Kevin L. Hoover
Mad River Union
ARCATA – Friday was National Donut Day, and Arcata’s V&N Burger Bar had a cute little basket of the tasty pastries by the front counter. But the real appeal was the hamburgers, and Mark Myers, a 45-year customer of the iconic burger palace at Samoa Boulevard and I Street, was finishing up one of the last he’ll enjoy there.
“These are the best burgers around,” Myers said. “They’re wholesome, old fashioned and hand pressed. I love hamburgers.”
In a few weeks, Myers and the V&N’s legion of fans will have to find other burgers to love, because after 22 years, owner Linda Roseman is closing up shop. The property on which V&N stands is for sale (list- ed with Ming Tree Realty), and she plans to move to Oregon to be closer to her family.
V&N has been pumping out hearty breakfasts, lunches, dinners and good cheer since 1965. It was founded by Vernon and Norma Berger, then purchased by Sue Duran. It was next purchased by Don Kolshinski, who also founded Don’s Donut Bar. He owned V&N during the 1990s, while also operating his Plaza hot dog cart, but found that he couldn’t do both. “It was just too damn much for me,” he said. Kolshinski sold V&N to Roseman in 1995.

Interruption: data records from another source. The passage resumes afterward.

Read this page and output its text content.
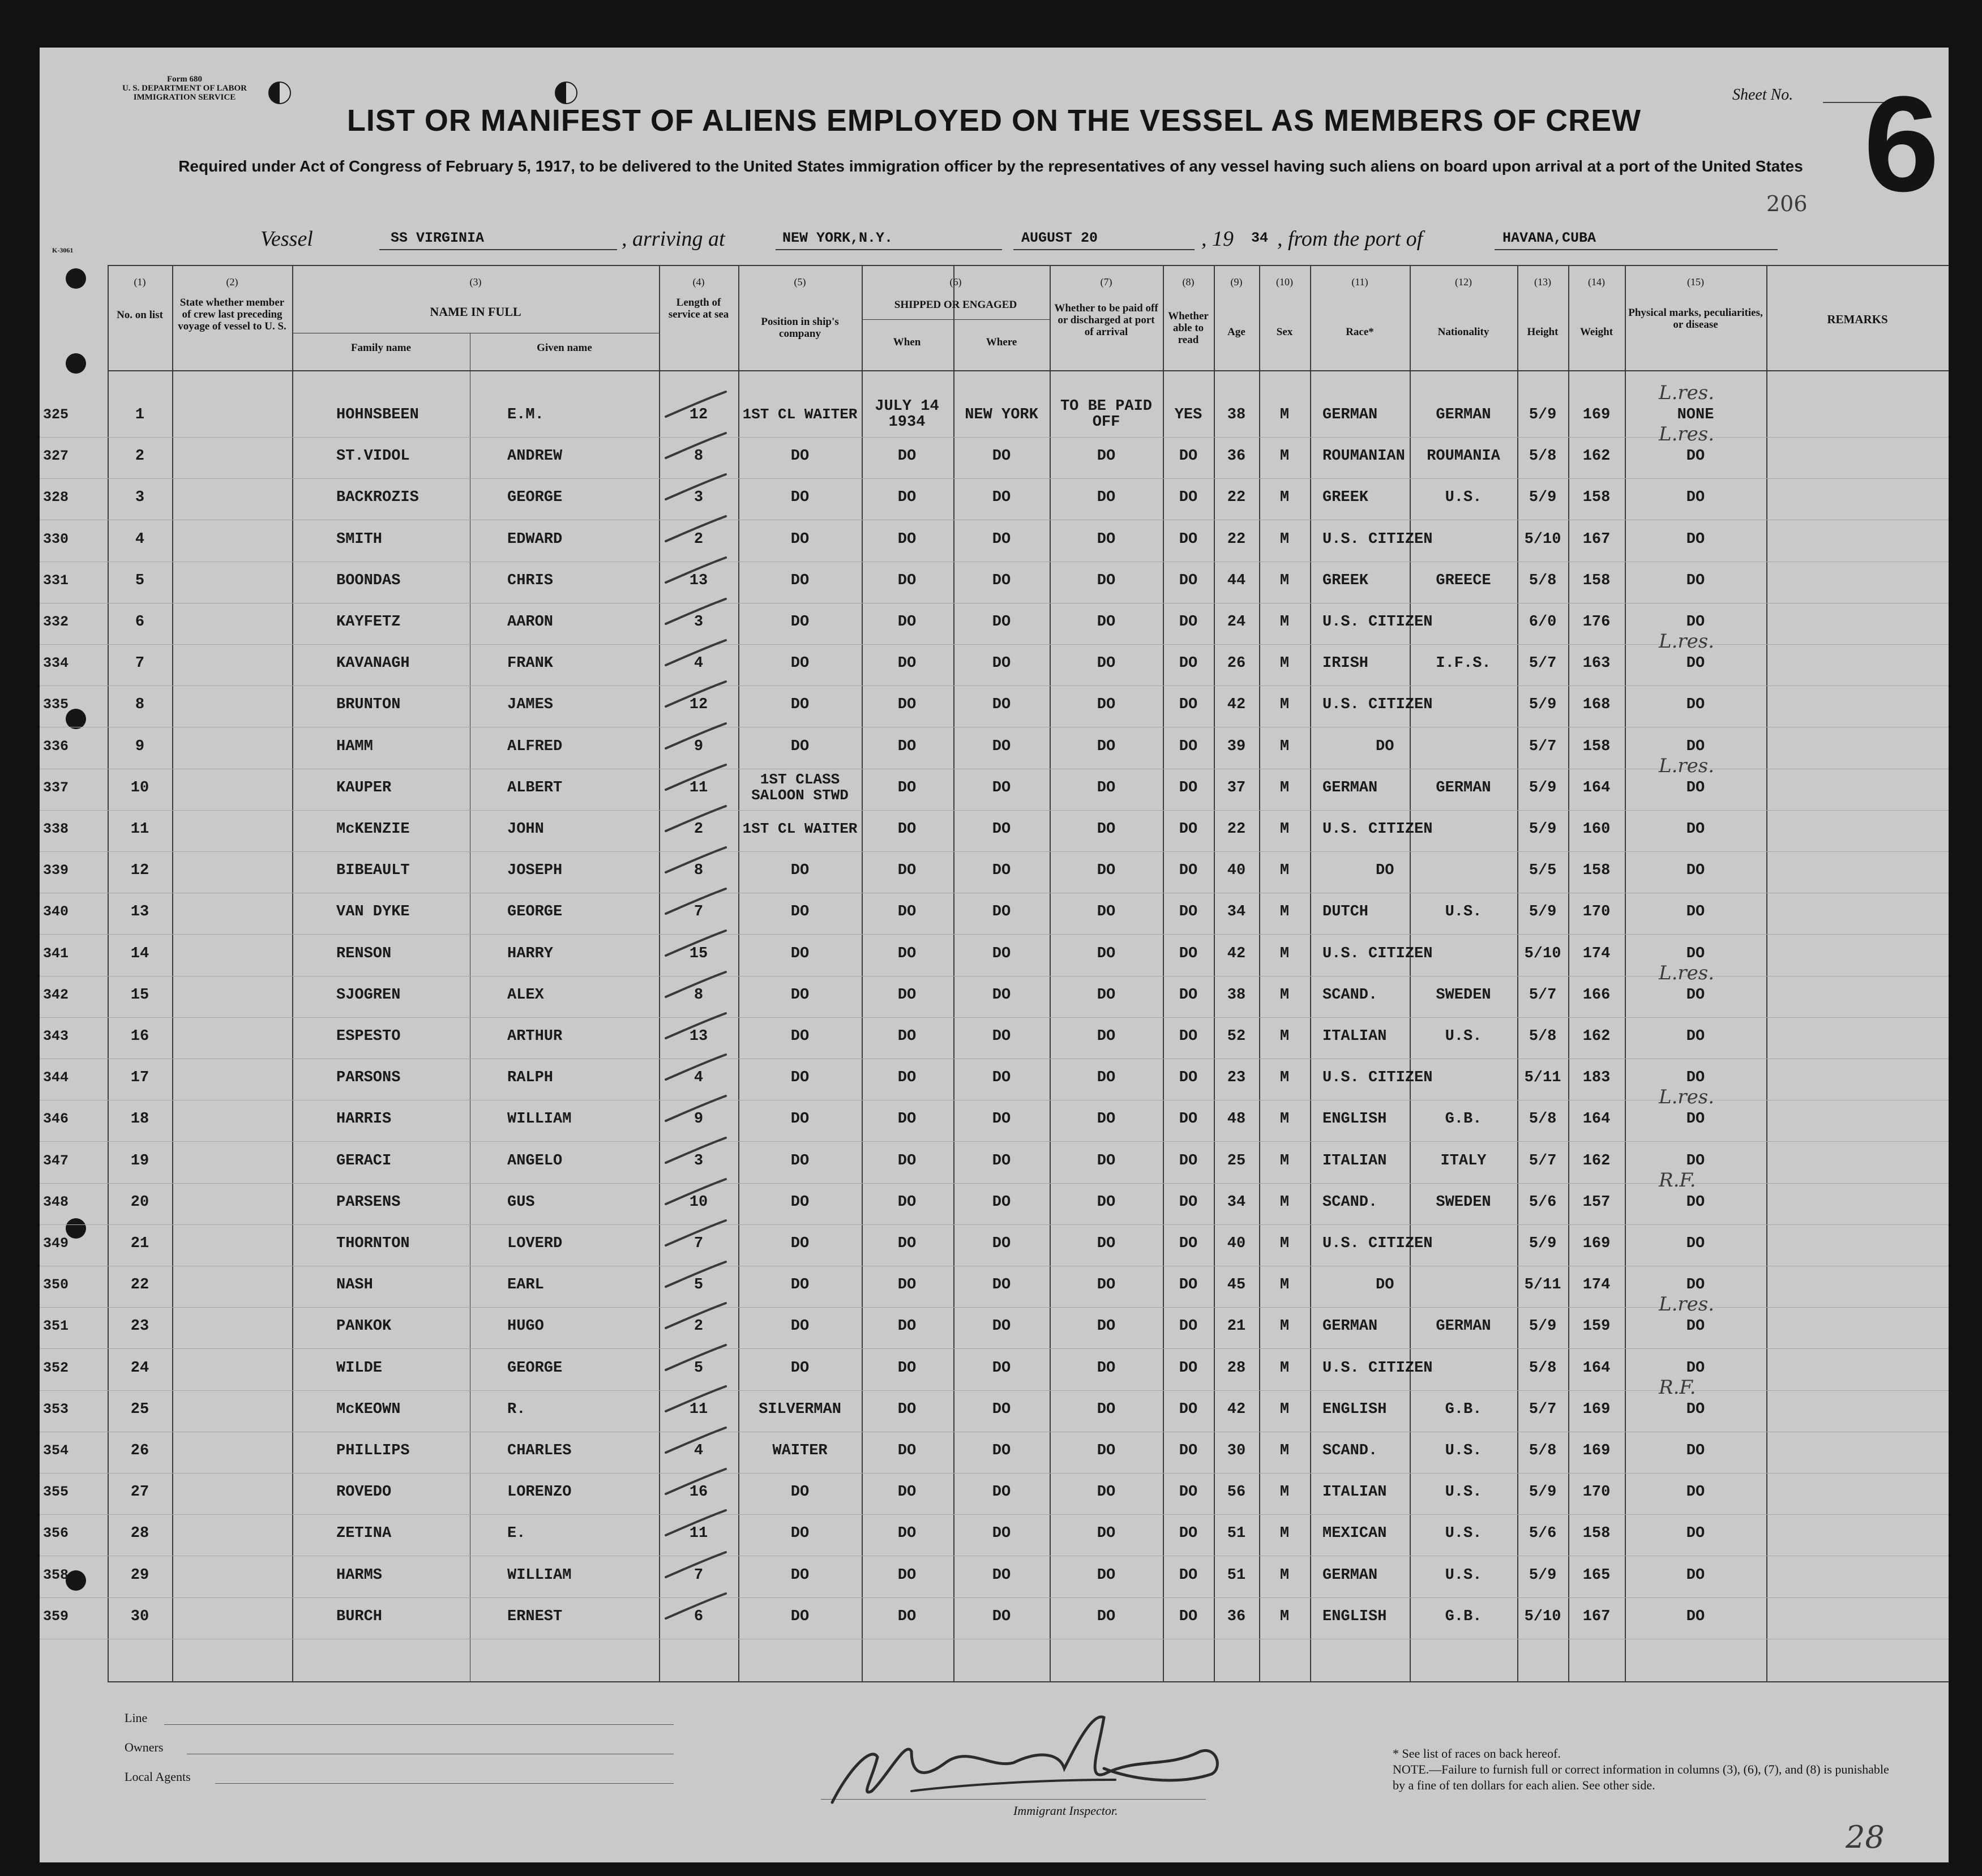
Form 680
U. S. DEPARTMENT OF LABOR
IMMIGRATION SERVICE
K-3061
Sheet No. 6
206
LIST OR MANIFEST OF ALIENS EMPLOYED ON THE VESSEL AS MEMBERS OF CREW
Required under Act of Congress of February 5, 1917, to be delivered to the United States immigration officer by the representatives of any vessel having such aliens on board upon arrival at a port of the United States
Vessel	SS VIRGINIA	, arriving at	NEW YORK,N.Y.	AUGUST 20	, 19 34 , from the port of	HAVANA,CUBA
(1)	(2)	(3)	(4)	(5)	(6)	(7)	(8)	(9)	(10)	(11)	(12)	(13)	(14)	(15)
No. on list
State whether member of crew last preceding voyage of vessel to U. S.
NAME IN FULL
Family name	Given name
Length of service at sea
Position in ship's company
SHIPPED OR ENGAGED
When	Where
Whether to be paid off or discharged at port of arrival
Whether able to read
Age	Sex	Race*	Nationality	Height	Weight
Physical marks, peculiarities, or disease	REMARKS
325	1	HOHNSBEEN	E.M.	12	1ST CL WAITER	JULY 14 1934	NEW YORK	TO BE PAID OFF	YES	38	M	GERMAN	GERMAN	5/9	169	NONE
L.res.
327	2	ST.VIDOL	ANDREW	8	DO	DO	DO	DO	DO	36	M	ROUMANIAN	ROUMANIA	5/8	162	DO
L.res.
328	3	BACKROZIS	GEORGE	3	DO	DO	DO	DO	DO	22	M	GREEK	U.S.	5/9	158	DO
330	4	SMITH	EDWARD	2	DO	DO	DO	DO	DO	22	M	U.S. CITIZEN	5/10	167	DO
331	5	BOONDAS	CHRIS	13	DO	DO	DO	DO	DO	44	M	GREEK	GREECE	5/8	158	DO
332	6	KAYFETZ	AARON	3	DO	DO	DO	DO	DO	24	M	U.S. CITIZEN	6/0	176	DO
334	7	KAVANAGH	FRANK	4	DO	DO	DO	DO	DO	26	M	IRISH	I.F.S.	5/7	163	DO
L.res.
335	8	BRUNTON	JAMES	12	DO	DO	DO	DO	DO	42	M	U.S. CITIZEN	5/9	168	DO
336	9	HAMM	ALFRED	9	DO	DO	DO	DO	DO	39	M	DO	5/7	158	DO
337	10	KAUPER	ALBERT	11	1ST CLASS SALOON STWD	DO	DO	DO	DO	37	M	GERMAN	GERMAN	5/9	164	DO
L.res.
338	11	McKENZIE	JOHN	2	1ST CL WAITER	DO	DO	DO	DO	22	M	U.S. CITIZEN	5/9	160	DO
339	12	BIBEAULT	JOSEPH	8	DO	DO	DO	DO	DO	40	M	DO	5/5	158	DO
340	13	VAN DYKE	GEORGE	7	DO	DO	DO	DO	DO	34	M	DUTCH	U.S.	5/9	170	DO
341	14	RENSON	HARRY	15	DO	DO	DO	DO	DO	42	M	U.S. CITIZEN	5/10	174	DO
342	15	SJOGREN	ALEX	8	DO	DO	DO	DO	DO	38	M	SCAND.	SWEDEN	5/7	166	DO
L.res.
343	16	ESPESTO	ARTHUR	13	DO	DO	DO	DO	DO	52	M	ITALIAN	U.S.	5/8	162	DO
344	17	PARSONS	RALPH	4	DO	DO	DO	DO	DO	23	M	U.S. CITIZEN	5/11	183	DO
346	18	HARRIS	WILLIAM	9	DO	DO	DO	DO	DO	48	M	ENGLISH	G.B.	5/8	164	DO
L.res.
347	19	GERACI	ANGELO	3	DO	DO	DO	DO	DO	25	M	ITALIAN	ITALY	5/7	162	DO
348	20	PARSENS	GUS	10	DO	DO	DO	DO	DO	34	M	SCAND.	SWEDEN	5/6	157	DO
R.F.
349	21	THORNTON	LOVERD	7	DO	DO	DO	DO	DO	40	M	U.S. CITIZEN	5/9	169	DO
350	22	NASH	EARL	5	DO	DO	DO	DO	DO	45	M	DO	5/11	174	DO
351	23	PANKOK	HUGO	2	DO	DO	DO	DO	DO	21	M	GERMAN	GERMAN	5/9	159	DO
L.res.
352	24	WILDE	GEORGE	5	DO	DO	DO	DO	DO	28	M	U.S. CITIZEN	5/8	164	DO
353	25	McKEOWN	R.	11	SILVERMAN	DO	DO	DO	DO	42	M	ENGLISH	G.B.	5/7	169	DO
R.F.
354	26	PHILLIPS	CHARLES	4	WAITER	DO	DO	DO	DO	30	M	SCAND.	U.S.	5/8	169	DO
355	27	ROVEDO	LORENZO	16	DO	DO	DO	DO	DO	56	M	ITALIAN	U.S.	5/9	170	DO
356	28	ZETINA	E.	11	DO	DO	DO	DO	DO	51	M	MEXICAN	U.S.	5/6	158	DO
358	29	HARMS	WILLIAM	7	DO	DO	DO	DO	DO	51	M	GERMAN	U.S.	5/9	165	DO
359	30	BURCH	ERNEST	6	DO	DO	DO	DO	DO	36	M	ENGLISH	G.B.	5/10	167	DO
Line
Owners
Local Agents
Immigrant Inspector.
* See list of races on back hereof.
NOTE.—Failure to furnish full or correct information in columns (3), (6), (7), and (8) is punishable by a fine of ten dollars for each alien. See other side.
28
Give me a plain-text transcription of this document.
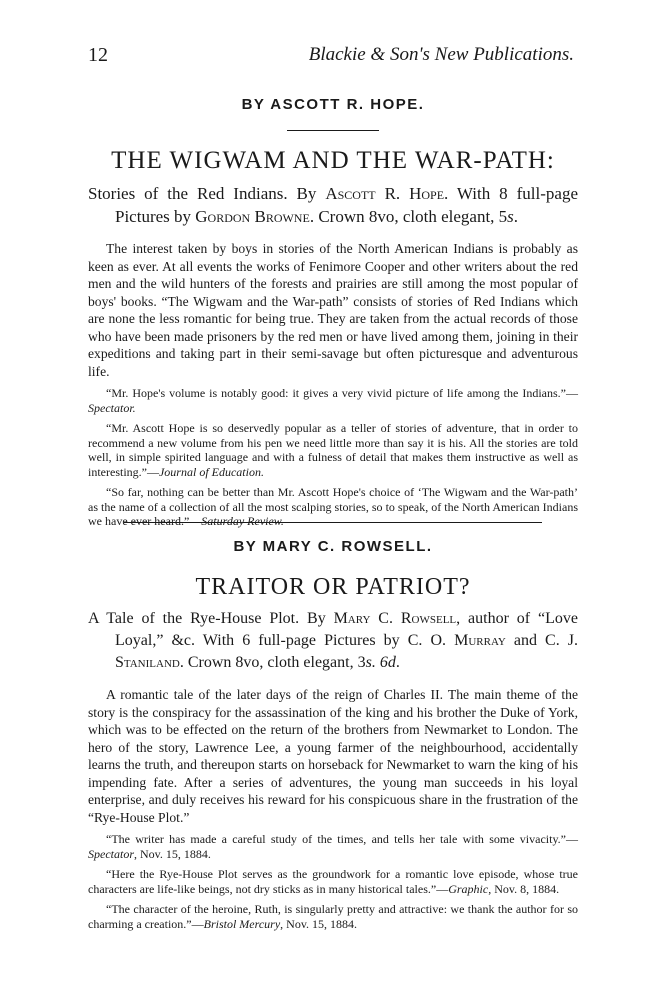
12	Blackie & Son's New Publications.

BY ASCOTT R. HOPE.

THE WIGWAM AND THE WAR-PATH:

Stories of the Red Indians. By Ascott R. Hope. With 8 full-page Pictures by Gordon Browne. Crown 8vo, cloth elegant, 5s.

The interest taken by boys in stories of the North American Indians is probably as keen as ever. At all events the works of Fenimore Cooper and other writers about the red men and the wild hunters of the forests and prairies are still among the most popular of boys' books. “The Wigwam and the War-path” consists of stories of Red Indians which are none the less romantic for being true. They are taken from the actual records of those who have been made prisoners by the red men or have lived among them, joining in their expeditions and taking part in their semi-savage but often picturesque and adventurous life.

“Mr. Hope's volume is notably good: it gives a very vivid picture of life among the Indians.”—Spectator.

“Mr. Ascott Hope is so deservedly popular as a teller of stories of adventure, that in order to recommend a new volume from his pen we need little more than say it is his. All the stories are told well, in simple spirited language and with a fulness of detail that makes them instructive as well as interesting.”—Journal of Education.

“So far, nothing can be better than Mr. Ascott Hope's choice of ‘The Wigwam and the War-path’ as the name of a collection of all the most scalping stories, so to speak, of the North American Indians we have ever heard.”—Saturday Review.

BY MARY C. ROWSELL.

TRAITOR OR PATRIOT?

A Tale of the Rye-House Plot. By Mary C. Rowsell, author of “Love Loyal,” &c. With 6 full-page Pictures by C. O. Murray and C. J. Staniland. Crown 8vo, cloth elegant, 3s. 6d.

A romantic tale of the later days of the reign of Charles II. The main theme of the story is the conspiracy for the assassination of the king and his brother the Duke of York, which was to be effected on the return of the brothers from Newmarket to London. The hero of the story, Lawrence Lee, a young farmer of the neighbourhood, accidentally learns the truth, and thereupon starts on horseback for Newmarket to warn the king of his impending fate. After a series of adventures, the young man succeeds in his loyal enterprise, and duly receives his reward for his conspicuous share in the frustration of the “Rye-House Plot.”

“The writer has made a careful study of the times, and tells her tale with some vivacity.”—Spectator, Nov. 15, 1884.

“Here the Rye-House Plot serves as the groundwork for a romantic love episode, whose true characters are life-like beings, not dry sticks as in many historical tales.”—Graphic, Nov. 8, 1884.

“The character of the heroine, Ruth, is singularly pretty and attractive: we thank the author for so charming a creation.”—Bristol Mercury, Nov. 15, 1884.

It once coexisted as part of a loosely related burger shop ecosystem that included the Arcata Burger Bar at Seventh and G streets, and Maggie’s Burger’s in McKinleyville.
All that history was revealed beginning Friday on the “Remember in Arcata When...” Facebook page, where news of V&N’s closure provoked many lamentations and memories of burgers past. Greg Gearheart’s was typical:
“I have many great memories eating there from the 1970s as a kid. My dad would take my sister and I to pick up burgers, fries and shakes on our way to dad’s workplace – the City of Arcata corps yards, where he and a bunch of his academic col- leagues, friends and students had built a pilot proj- ect to test the feasibility of using wetlands to treat wastewater and ‘train’ salmon. The food was our pay to help in the lab (a trailer) or in the pilot cells. The burgers were so good we almost forgot what we were working on when we ate them. Thanks for the great memories and great food, V&N.”
Maggie Gainer had her own recollections: “In the 1970s, there were three or four small places similar in size that were run by women. V&N’s was probably the most popular with truck drivers. When I rode shot- gun occasionally on the ACRC recycling collection truck, the morning drivers always had to stop there first. We were the hippies and I found it to be a melting pot for rednecks and hippies. We looked different, but we felt accepted – everybody’s got to have a hot cup of coffee and a donut in the morning.”
Others who sported long hair and beards found acceptance rather lacking back in the 1980s, but the burgers tasty. Some customers fondly remember other V&N cuisine – its donuts, cinnamon rolls, ice cream and hot dogs. Myers recalls the Wednesday spaghetti specials, and Fish Basket Friday.
“A lot of the older people used to come in here,” he said, in the dining area which is festooned with oldtime diner signs and other retro relics. “It’s been this way forever.”
V&N has evolved somewhat. Apparently it used to lack indoor dining, with just a walk-up window and a covered patio. Its staff and customers also no longer look askance at men with beards.
Myers rates V&N’s burgers more highly than any other eatery around – especially the many new upscale restaurants with fancy prices.
“You’ve lost good, inexpensive, wholesome food and you’re not gonna get it back,” he lamented.
“End of an era,” said Siddiq Kilkenny. “A genuinely old fashioned burger joint. I will miss it.”